I don’t seek to be a spoilsport, depriving children of a holiday they most anticipate. But we must do better in safeguarding their health interests. The last thing we should be delightfully teaching our children is to mindlessly fill their pillowcases – yes, for many it is that much candy – with the stuff that will cripple their chances for a long and healthy life. To the contrary, we should be teaching them to despise the whole endeavour, and to be much more thoughtful about what they should demand when they knock on a door yelling “trick or treat”.

Here are my suggestions:
Parents: Talk with your children and help manage their expectations for Halloween’s after-dark exploits. Go door to door with you kids and don’t be random or rushed where you go. It’s quality social interactions with neighbours that should be celebrated, not the quantity of candy collected.
Grandparents: Reinforce the message that we should spend more time on having fun than hurting our health. Join your grandkids for the walkabout. It will be good for the kids. It will be great for your health to walk about too.
Kids: Do your research. You have the tools like never before. Know that there are 30 grams of sugar in 1.4 ounces of Skittles. That’s about 2.5 tablespoons of sugar per 3 tablespoons of Skittles, or the amount you put in one hand.
Teachers: Spend time discussing the issues with students. Don’t parade costumes around the gymnasium. Give children the education they need. Teach them about the consequences of obesity. Tell them how hard it will be for them to get a job when their teeth are missing, or how much it will cost to replace a tooth.

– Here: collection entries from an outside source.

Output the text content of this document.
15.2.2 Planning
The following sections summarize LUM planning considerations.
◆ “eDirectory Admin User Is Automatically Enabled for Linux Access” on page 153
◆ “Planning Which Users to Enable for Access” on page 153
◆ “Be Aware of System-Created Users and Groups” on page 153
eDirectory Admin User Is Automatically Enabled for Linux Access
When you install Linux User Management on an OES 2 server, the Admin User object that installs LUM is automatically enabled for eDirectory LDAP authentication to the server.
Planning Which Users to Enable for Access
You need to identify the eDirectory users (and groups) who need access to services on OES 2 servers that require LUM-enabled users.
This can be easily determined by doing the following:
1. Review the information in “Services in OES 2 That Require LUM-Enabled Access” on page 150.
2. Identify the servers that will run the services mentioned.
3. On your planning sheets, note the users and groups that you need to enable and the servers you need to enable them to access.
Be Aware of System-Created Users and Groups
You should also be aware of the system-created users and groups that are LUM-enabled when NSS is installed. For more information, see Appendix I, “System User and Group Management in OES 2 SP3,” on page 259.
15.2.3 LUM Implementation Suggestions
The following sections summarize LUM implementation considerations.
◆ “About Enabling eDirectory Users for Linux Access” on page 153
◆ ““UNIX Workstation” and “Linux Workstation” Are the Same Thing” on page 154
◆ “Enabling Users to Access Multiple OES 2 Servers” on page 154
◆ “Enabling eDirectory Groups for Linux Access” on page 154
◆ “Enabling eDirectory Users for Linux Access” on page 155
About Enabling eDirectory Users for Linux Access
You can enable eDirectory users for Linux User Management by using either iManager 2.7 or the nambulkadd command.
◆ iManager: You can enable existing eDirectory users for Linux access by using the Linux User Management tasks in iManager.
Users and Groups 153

Doctors: Be role models. You carry great responsibility. Explain to children that they have autonomy over their own health, but that it requires hard work. Make sure they know that they must start young to develop the habits that will serve them well for a lifetime.
Companies: Be responsible. If you are producing products that you know are harmful, then get out of that business, or better, be a leader within it and sunset such products while building new healthier lines.

Retailers: Be creative with the spaces in your stores where you know parents and children are influenced. Imagine how you can direct purchasing power along new healthier avenues. Remove the candy from your checkout lanes and refill the space with thoughtful gift items that children could deliver to lonely residents in their communities. Work with parents to reshape the nature of Halloween.
Activists: Demand accountability and challenge those who profit by inducing Type II diabetes in our children. Devise usable, evidence-based decision-making toolkits and communication campaigns. Help families and communities craft alternative fun.
Determining the historical and cultural significance of Halloween is not for me. My job is to advise on matters of health, and I can say with confidence that this holiday needs an overhaul.